Tried a couple things, basically the real issue is the doc.. loadPage only takes 5-15ms, rendering takes 5-500ms usually depends on how large the page is, loadDoc takes 1-3 seconds..

I think it is pretty safe to say that making the pages "on-demand" should be alright, considering that the quite a few hundred MB's memory and the crashes it saves.

The doc uses about 100mb memory on each viewer/file. It would be better that it also goes away, but that is indeed a tradeoff. I ended up adding a flag keepsDocInMemory to DocumentRef, and also changed its == behavior, quite a lot of changes...

espresso3389 commented 1 month ago

@yhyh0 Simple question. What kind of PDF document are you using; how many pages, how much size does it have. For general PDF files, loadDoc does not take so long.

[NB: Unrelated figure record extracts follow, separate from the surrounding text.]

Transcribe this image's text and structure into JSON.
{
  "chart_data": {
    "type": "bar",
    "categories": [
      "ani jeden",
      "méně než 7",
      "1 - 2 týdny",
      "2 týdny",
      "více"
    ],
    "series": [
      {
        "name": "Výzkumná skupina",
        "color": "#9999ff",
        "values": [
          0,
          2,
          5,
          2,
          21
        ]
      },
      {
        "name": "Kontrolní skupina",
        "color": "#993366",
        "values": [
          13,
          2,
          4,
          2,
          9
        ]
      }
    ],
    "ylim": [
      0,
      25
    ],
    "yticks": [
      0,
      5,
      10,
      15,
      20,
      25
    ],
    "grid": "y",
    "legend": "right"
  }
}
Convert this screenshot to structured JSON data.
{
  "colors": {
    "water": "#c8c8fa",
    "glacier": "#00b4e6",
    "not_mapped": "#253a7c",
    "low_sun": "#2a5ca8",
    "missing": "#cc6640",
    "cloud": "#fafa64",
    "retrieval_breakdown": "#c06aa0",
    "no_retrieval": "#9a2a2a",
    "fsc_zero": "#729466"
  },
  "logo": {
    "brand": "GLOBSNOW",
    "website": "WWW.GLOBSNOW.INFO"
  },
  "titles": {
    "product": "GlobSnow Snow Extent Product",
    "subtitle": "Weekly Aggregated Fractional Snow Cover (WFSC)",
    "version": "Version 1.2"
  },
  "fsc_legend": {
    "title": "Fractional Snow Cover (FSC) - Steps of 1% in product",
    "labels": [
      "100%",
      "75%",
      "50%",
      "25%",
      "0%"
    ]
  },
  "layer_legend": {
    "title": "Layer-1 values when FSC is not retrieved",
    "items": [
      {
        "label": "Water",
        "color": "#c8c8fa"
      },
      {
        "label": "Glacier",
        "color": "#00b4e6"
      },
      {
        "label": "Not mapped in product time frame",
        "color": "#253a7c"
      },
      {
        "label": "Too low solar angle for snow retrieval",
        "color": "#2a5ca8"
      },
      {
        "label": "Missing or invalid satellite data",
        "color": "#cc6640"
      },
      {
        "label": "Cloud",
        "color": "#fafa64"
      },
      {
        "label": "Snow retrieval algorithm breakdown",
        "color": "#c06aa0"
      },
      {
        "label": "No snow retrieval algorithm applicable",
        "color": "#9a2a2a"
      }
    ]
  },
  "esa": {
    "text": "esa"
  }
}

So, my feeling is that your strategy seems better then the current structure. And I'm also interested in purging PdfDocument from the memory. My suggestion is that we should measure the first document loading time. And if the loading time is less than some threshold, we uses close-everytime strategy; if not, we use the current keep-document-open strategy.

espresso3389 commented 1 month ago

And, anyway, could you please revert the documentRef changes? I want to merge the page unloading code at first. And for the document, we will do it after the merge.

espresso3389 commented 1 month ago

Anyway, PdfDocumentRef structure is not simple. It has password dialog interaction part and if we re-open the document frequently without user interaction, we should introduce some password cache mechanism at first (at least). Or we should re-architecture the things to handle the things better...

yhyh0 commented 1 month ago

And, anyway, could you please revert the documentRef changes? I want to merge the page unloading code at first. And for the document, we will do it after the merge.

I tried a few PDF files, from 2-200MB in size. It took 1 second also for the smaller one, maybe since I load/unload the doc on every function and that the lock also makes some of them take longer, but still in that seconds range for sure.

I think whether to keep the doc might be more about how we use the viewer. There are book covers, where I only need to render the doc once, hence not keeping the doc. But for full screen view that people interact a lot, even 200ms might be too much a delay..

The PR should be good for unloading the pages. I just haven't cleaned all the places we stored the page handle, but if we are going to make more changes and refactors, that is kinda acceptable for now?

yhyh0 commented 1 month ago

Anyway, PdfDocumentRef structure is not simple. It has password dialog interaction part and if we re-open the document frequently without user interaction, we should introduce some password cache mechanism at first (at least). Or we should re-architecture the things to handle the things better...

It's complex indeed... I simply saved a builder closure wrapping await openPdfDocument(password) in it to make my POC work, but far from ready for a PR, quite a lot of things to consider

espresso3389 commented 1 month ago

I've fixed several isolate boundary errors on your code.

espresso3389 commented 1 month ago

1.0.55 that contains the PR is released!